Some statehood advocates are trying to get their issue on the map by tethering it to other progressive causes with larger constituencies. DC Vote has courted allies like the Human Rights Campaign and NARAL Pro-Choice America, a strategy Shuff borrowed from his organizing work on the Kansas and Ohio marriage equality movements. “One of the things we recognized on that campaign is that we weren’t winning when we were talking to the center,” Shuff says.
The sell to these organizations is straightforward: without full representation, one of the most progressive cities in the country remains at the whims of a Congress that has used its clout to override popular will on everything from cannabis laws to access to abortion funding. Because of the district’s political leanings, the interventions almost always have come from conservatives. There are also clear parallels backers could draw between the disenfranchisement of D.C. citizens and Republican-led minority-voter suppression tactics across the country.
While those arguments might rally the left to the cause, they also risk antagonizing white swing-state voters who may be less sympathetic to the plight of a city whose two major constituencies are African Americans and white liberal elites.

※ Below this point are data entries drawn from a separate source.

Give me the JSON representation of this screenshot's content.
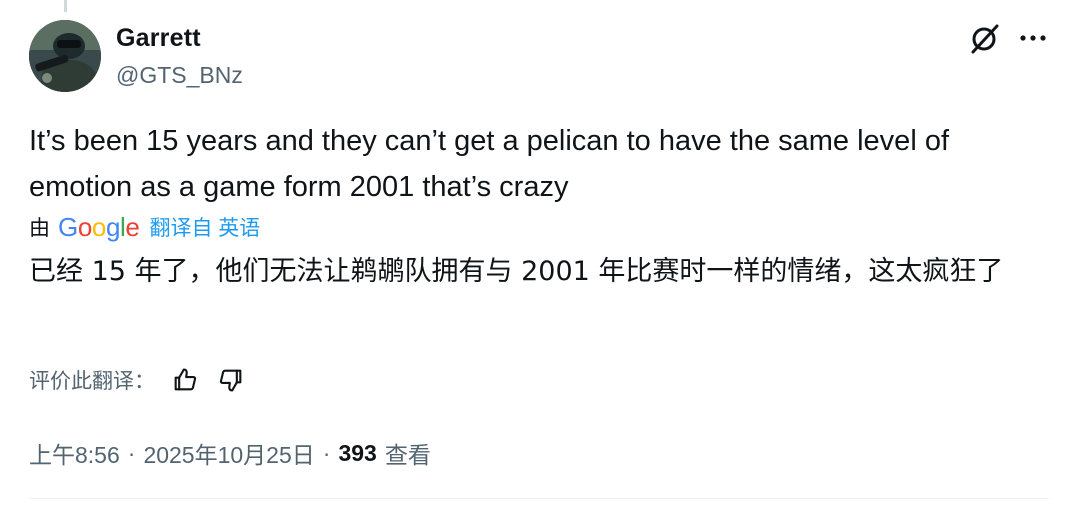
{
  "tweet": {
    "author": {
      "name": "Garrett",
      "handle": "@GTS_BNz",
      "avatar_icon": "avatar-photo-soldier"
    },
    "header_actions": {
      "grok_icon": "grok-slash-circle-icon",
      "more_icon": "more-horizontal-icon",
      "more_label": "•••"
    },
    "text": "It’s been 15 years and they can’t get a pelican to have the same level of emotion as a game form 2001 that’s crazy",
    "translation": {
      "by_label": "由",
      "provider": "Google",
      "link_label": "翻译自 英语",
      "translated_text": "已经 15 年了，他们无法让鹈鹕队拥有与 2001 年比赛时一样的情绪，这太疯狂了"
    },
    "rate": {
      "label": "评价此翻译：",
      "thumbs_up_icon": "thumbs-up-icon",
      "thumbs_down_icon": "thumbs-down-icon"
    },
    "meta": {
      "time": "上午8:56",
      "separator": "·",
      "date": "2025年10月25日",
      "views_count": "393",
      "views_label": "查看"
    }
  },
  "colors": {
    "text_primary": "#0f1419",
    "text_secondary": "#536471",
    "link_blue": "#1d9bf0",
    "divider": "#eff3f4"
  }
}
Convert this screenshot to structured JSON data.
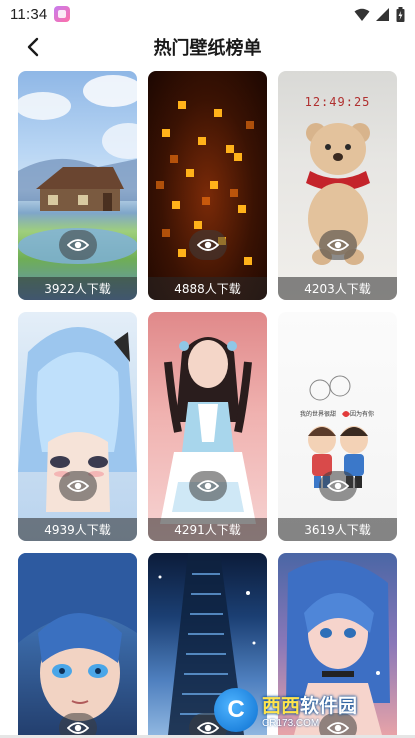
{
  "status_bar": {
    "time": "11:34"
  },
  "header": {
    "title": "热门壁纸榜单"
  },
  "wallpapers": [
    {
      "downloads": "3922人下载",
      "theme": "house-in-meadow"
    },
    {
      "downloads": "4888人下载",
      "theme": "glowing-pixel-grid"
    },
    {
      "downloads": "4203人下载",
      "theme": "teddy-bear-red-scarf",
      "clock_text": "12:49:25"
    },
    {
      "downloads": "4939人下载",
      "theme": "anime-girl-blue-hair"
    },
    {
      "downloads": "4291人下载",
      "theme": "girl-in-maid-dress"
    },
    {
      "downloads": "3619人下载",
      "theme": "cartoon-couple",
      "caption_left": "我的世界很甜",
      "caption_right": "因为有你"
    },
    {
      "downloads": "",
      "theme": "anime-girl-blue-eyes"
    },
    {
      "downloads": "",
      "theme": "night-city-tower"
    },
    {
      "downloads": "",
      "theme": "anime-girl-neon"
    }
  ],
  "watermark": {
    "logo": "C",
    "name_cn": "西西",
    "name_suffix": "软件园",
    "url": "CR173.COM"
  },
  "colors": {
    "title": "#1a1a1a",
    "overlay": "#282828"
  }
}
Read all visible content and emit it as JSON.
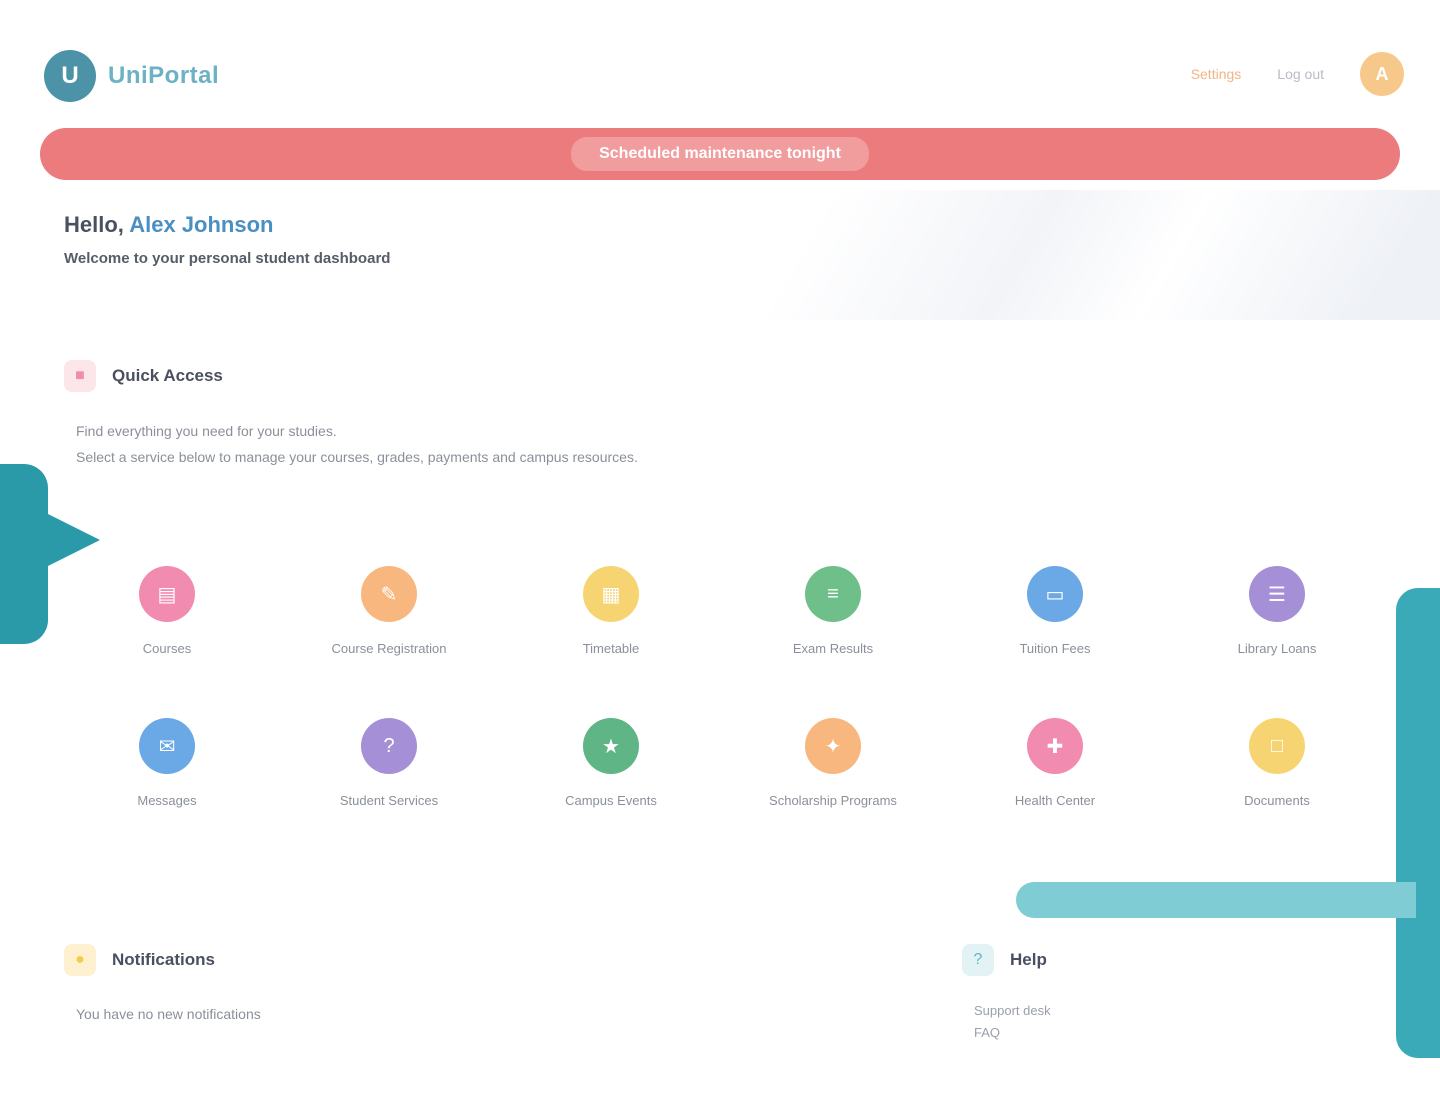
{
  "header": {
    "logo_mark": "U",
    "logo_text": "UniPortal",
    "nav": [
      "Settings",
      "Log out"
    ],
    "avatar_initial": "A"
  },
  "banner": {
    "text": "Scheduled maintenance tonight"
  },
  "hero": {
    "greeting_prefix": "Hello,",
    "greeting_name": "Alex Johnson",
    "subtitle": "Welcome to your personal student dashboard"
  },
  "services": {
    "title": "Quick Access",
    "desc_line1": "Find everything you need for your studies.",
    "desc_line2": "Select a service below to manage your courses, grades, payments and campus resources.",
    "items": [
      {
        "label": "Courses",
        "icon": "book-icon",
        "color": "#f28bb0"
      },
      {
        "label": "Course Registration",
        "icon": "edit-icon",
        "color": "#f8b77e"
      },
      {
        "label": "Timetable",
        "icon": "calendar-icon",
        "color": "#f7d472"
      },
      {
        "label": "Exam Results",
        "icon": "chart-icon",
        "color": "#6fbf8a"
      },
      {
        "label": "Tuition Fees",
        "icon": "wallet-icon",
        "color": "#6aa8e6"
      },
      {
        "label": "Library Loans",
        "icon": "library-icon",
        "color": "#a58fd6"
      },
      {
        "label": "Messages",
        "icon": "mail-icon",
        "color": "#6aa8e6"
      },
      {
        "label": "Student Services",
        "icon": "help-icon",
        "color": "#a58fd6"
      },
      {
        "label": "Campus Events",
        "icon": "event-icon",
        "color": "#5fb585"
      },
      {
        "label": "Scholarship Programs",
        "icon": "award-icon",
        "color": "#f8b77e"
      },
      {
        "label": "Health Center",
        "icon": "health-icon",
        "color": "#f28bb0"
      },
      {
        "label": "Documents",
        "icon": "document-icon",
        "color": "#f7d472"
      }
    ]
  },
  "news": {
    "title": "Notifications",
    "desc": "You have no new notifications"
  },
  "contact": {
    "title": "Help",
    "lines": [
      "Support desk",
      "FAQ"
    ]
  },
  "colors": {
    "banner": "#ec7b7d",
    "brand": "#4d93a8",
    "decoration": "#2b9aa8"
  }
}
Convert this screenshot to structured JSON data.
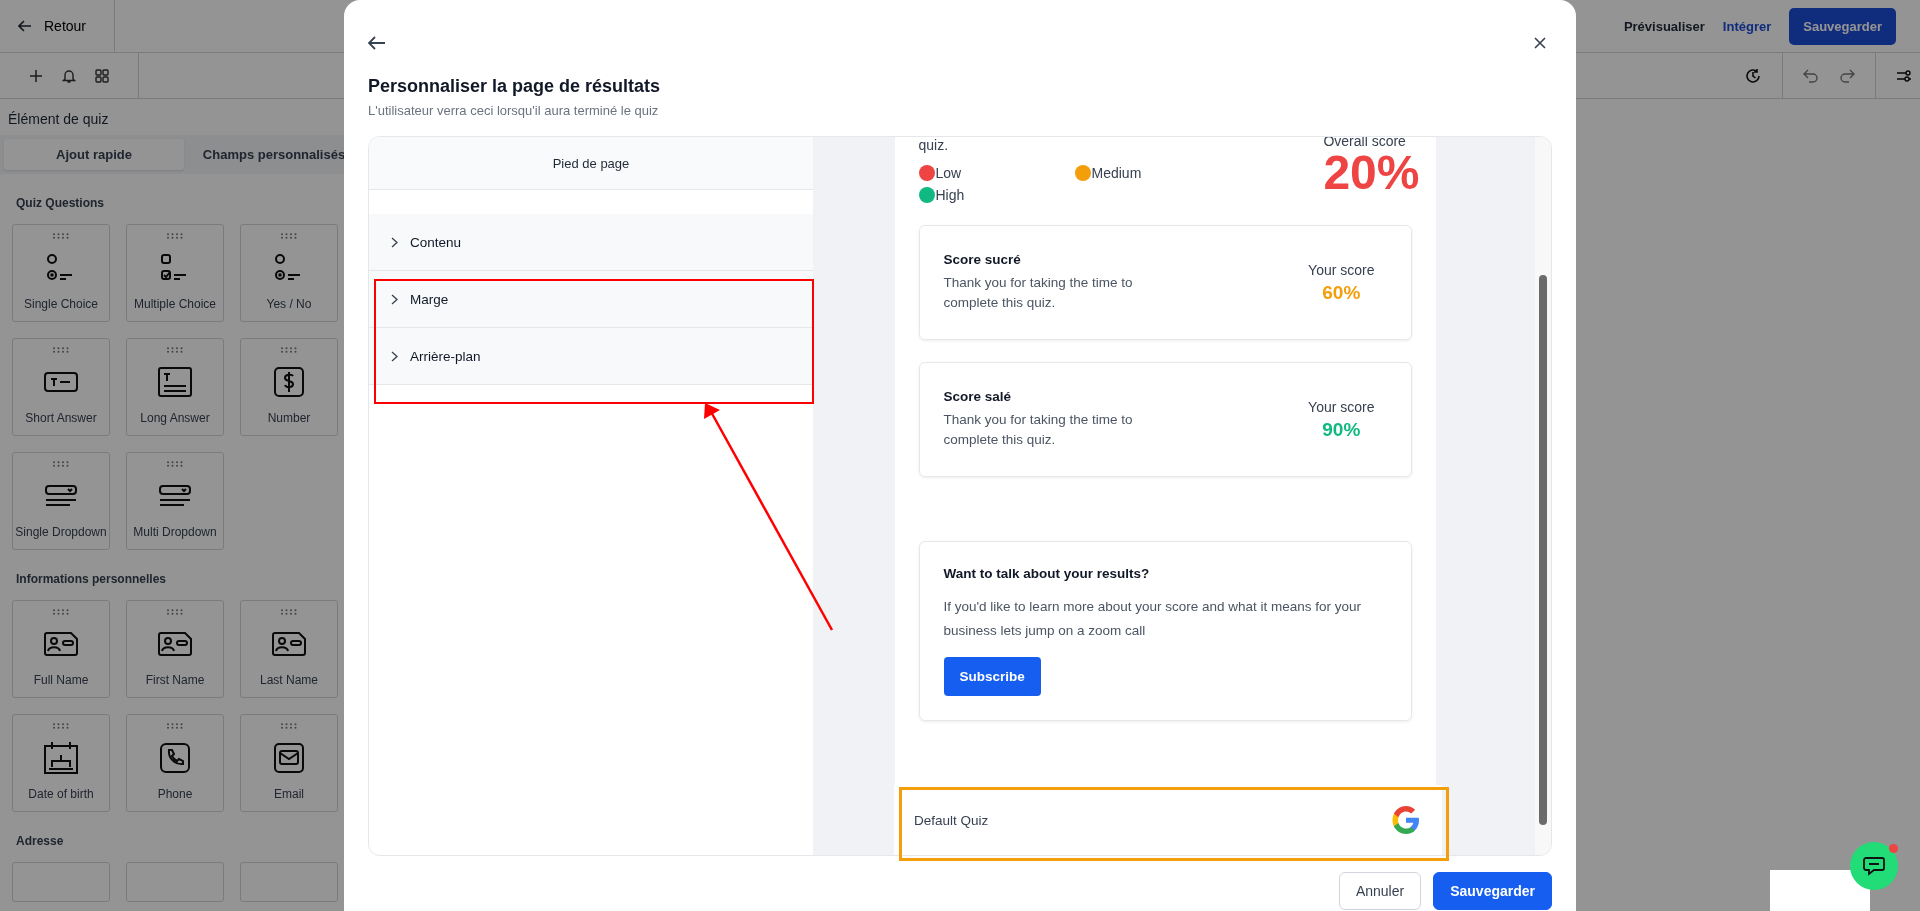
{
  "topbar": {
    "back": "Retour",
    "actions": [
      {
        "label": "Prévisualiser",
        "kind": "text"
      },
      {
        "label": "Intégrer",
        "kind": "link"
      },
      {
        "label": "Sauvegarder",
        "kind": "primary"
      }
    ]
  },
  "sidebar": {
    "title": "Élément de quiz",
    "tabs": [
      {
        "label": "Ajout rapide",
        "selected": true
      },
      {
        "label": "Champs personnalisés",
        "selected": false
      }
    ],
    "sections": [
      {
        "title": "Quiz Questions",
        "items": [
          {
            "label": "Single Choice",
            "kind": "single"
          },
          {
            "label": "Multiple Choice",
            "kind": "multiple"
          },
          {
            "label": "Yes / No",
            "kind": "single"
          },
          {
            "label": "Short Answer",
            "kind": "short"
          },
          {
            "label": "Long Answer",
            "kind": "long"
          },
          {
            "label": "Number",
            "kind": "number"
          },
          {
            "label": "Single Dropdown",
            "kind": "dropdown"
          },
          {
            "label": "Multi Dropdown",
            "kind": "dropdown"
          }
        ]
      },
      {
        "title": "Informations personnelles",
        "items": [
          {
            "label": "Full Name",
            "kind": "idcard"
          },
          {
            "label": "First Name",
            "kind": "idcard"
          },
          {
            "label": "Last Name",
            "kind": "idcard"
          },
          {
            "label": "Date of birth",
            "kind": "cake"
          },
          {
            "label": "Phone",
            "kind": "phone"
          },
          {
            "label": "Email",
            "kind": "mail"
          }
        ]
      },
      {
        "title": "Adresse"
      }
    ]
  },
  "modal": {
    "title": "Personnaliser la page de résultats",
    "subtitle": "L'utilisateur verra ceci lorsqu'il aura terminé le quiz",
    "panel_header": "Pied de page",
    "sections": [
      {
        "label": "Contenu",
        "expanded": false
      },
      {
        "label": "Marge",
        "expanded": false
      },
      {
        "label": "Arrière-plan",
        "expanded": false
      }
    ],
    "preview": {
      "intro": "quiz.",
      "legend": [
        {
          "label": "Low",
          "color": "#ef4444"
        },
        {
          "label": "Medium",
          "color": "#f59e0b"
        },
        {
          "label": "High",
          "color": "#10b981"
        }
      ],
      "overall": {
        "label": "Overall score",
        "value": "20%",
        "color": "#ef4444"
      },
      "scores": [
        {
          "title": "Score sucré",
          "text": "Thank you for taking the time to complete this quiz.",
          "label": "Your score",
          "value": "60%",
          "color": "#f59e0b"
        },
        {
          "title": "Score salé",
          "text": "Thank you for taking the time to complete this quiz.",
          "label": "Your score",
          "value": "90%",
          "color": "#10b981"
        }
      ],
      "cta": {
        "title": "Want to talk about your results?",
        "text": "If you'd like to learn more about your score and what it means for your business lets jump on a zoom call",
        "button": "Subscribe"
      },
      "footer": {
        "text": "Default Quiz"
      }
    },
    "buttons": [
      {
        "label": "Annuler",
        "kind": "secondary"
      },
      {
        "label": "Sauvegarder",
        "kind": "primary"
      }
    ]
  }
}
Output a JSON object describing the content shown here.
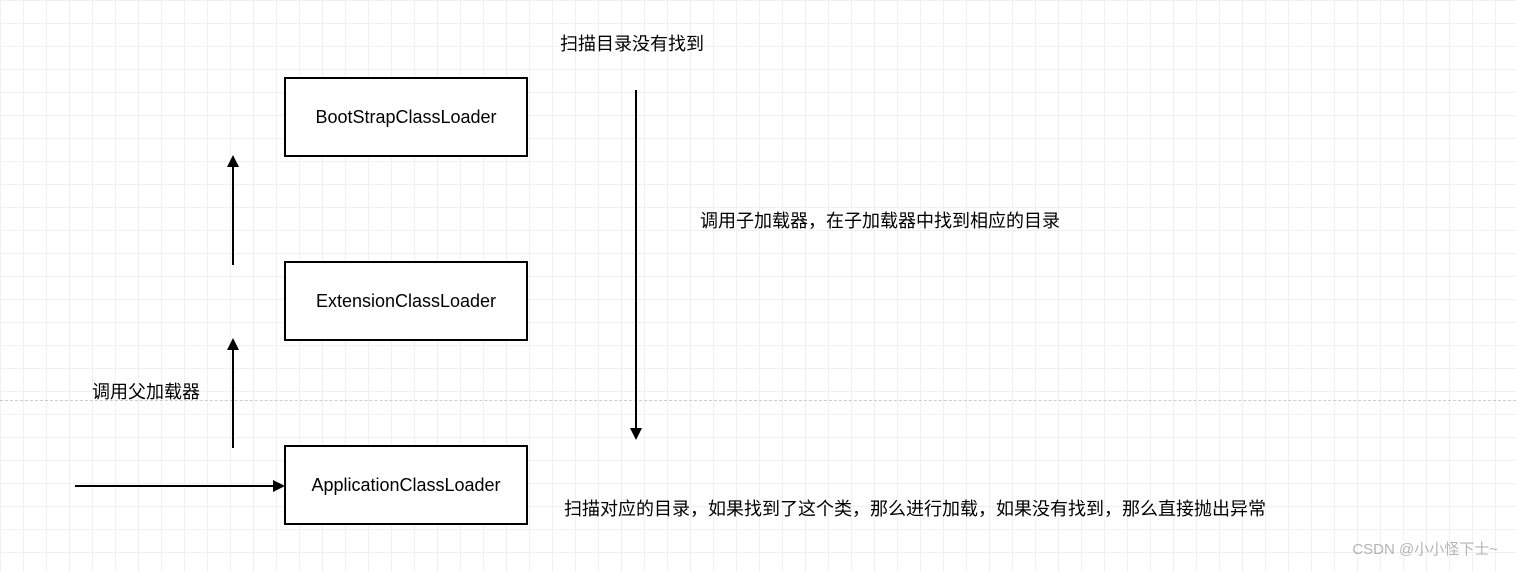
{
  "boxes": {
    "bootstrap": "BootStrapClassLoader",
    "extension": "ExtensionClassLoader",
    "application": "ApplicationClassLoader"
  },
  "labels": {
    "scan_not_found": "扫描目录没有找到",
    "call_child": "调用子加载器，在子加载器中找到相应的目录",
    "call_parent": "调用父加载器",
    "scan_result": "扫描对应的目录，如果找到了这个类，那么进行加载，如果没有找到，那么直接抛出异常"
  },
  "watermark": "CSDN @小小怪下士~"
}
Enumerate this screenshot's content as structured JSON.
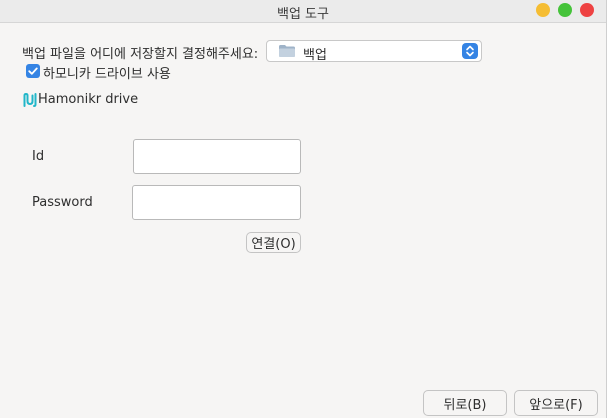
{
  "window": {
    "title": "백업 도구"
  },
  "backup_location": {
    "prompt": "백업 파일을 어디에 저장할지 결정해주세요:",
    "selected_folder": "백업",
    "folder_icon": "folder-icon",
    "selector_icon": "up-down-chevron-icon"
  },
  "hamonikr_drive": {
    "checkbox_label": "하모니카 드라이브 사용",
    "checked": true,
    "logo_icon": "hamonikr-logo-icon",
    "name": "Hamonikr drive"
  },
  "login": {
    "id_label": "Id",
    "id_value": "",
    "password_label": "Password",
    "password_value": "",
    "connect_label": "연결(O)"
  },
  "footer": {
    "back_label": "뒤로(B)",
    "next_label": "앞으로(F)"
  },
  "colors": {
    "accent": "#3584e4",
    "minimize": "#f5bd33",
    "maximize": "#45c33a",
    "close": "#ee4242",
    "logo": "#21b6c9"
  }
}
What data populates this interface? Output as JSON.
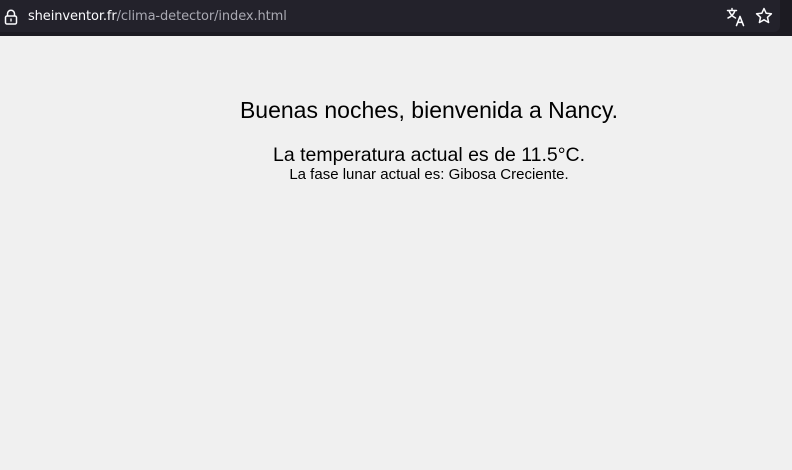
{
  "browser": {
    "url_domain": "sheinventor.fr",
    "url_path": "/clima-detector/index.html",
    "icons": {
      "lock": "lock-icon",
      "translate": "translate-icon",
      "bookmark": "star-icon"
    }
  },
  "page": {
    "greeting": "Buenas noches, bienvenida a Nancy.",
    "temperature_text": "La temperatura actual es de 11.5°C.",
    "moon_phase_text": "La fase lunar actual es: Gibosa Creciente."
  },
  "colors": {
    "toolbar_bg": "#1c1b22",
    "page_bg": "#f0f0f0",
    "text": "#000000"
  }
}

Picking up two reliably blue Senate seats might not matter if the Claire McCaskills or Joe Manchins of the Senate lose theirs in the process. “The District, a liberal bastion of corruption and crime, doesn’t even come close to meeting statehood requirements,” declared Texas Republican Tom DeLay during debate on the 1993 bill. Today’s conservatives would be sure to reprise that talking point.
Overcoming such hurdles will require Democratic leadership to commit to statehood because of its politics rather than in spite of it. It would be a bold step for a party that has sometimes chosen high-mindedness over its own long-term interests. Critics like David Faris, the Roosevelt University professor and book author, see proof in the party’s failure to prioritize state races in the years leading up to 2010, which allowed Republicans to dominate state policy and gerrymander their way to national victories. President Obama’s overtures at bipartisanship, meanwhile, bore little fruit. “If we kick away the opportunities presented by the next unified Democratic government, we may not get another chance,” Faris says.
Sam Coppersmith, a lawyer who served a single term as the Democratic House representative for a conservative Arizona district from 1993 to 1995, has hazy memories of voting against the first statehood bill in 1993. He recalls minimal debate before the vote, and notes that at the time party was a less accurate indicator of ideology than it is today. But if he got another chance now, Coppersmith says he’d back statehood—if only because he believes Republicans would have done so years ago. The era of cross-aisle olive branches has long passed, he says. “I think it’s kind of foolish to uphold a norm that wouldn’t be respected on both sides.”
The statehood issue slots neatly into the progressive ethos that leading Democrats are trying to reclaim. It also offers obvious political advantages. Republicans will seize on the latter point, and some moderate Democrats might blush and fold. But if Democrats are serious about advancing their agenda in the bitter partisan present, they may come around to bolder power moves. If they are looking for a place to start, they need only step into their own backyard.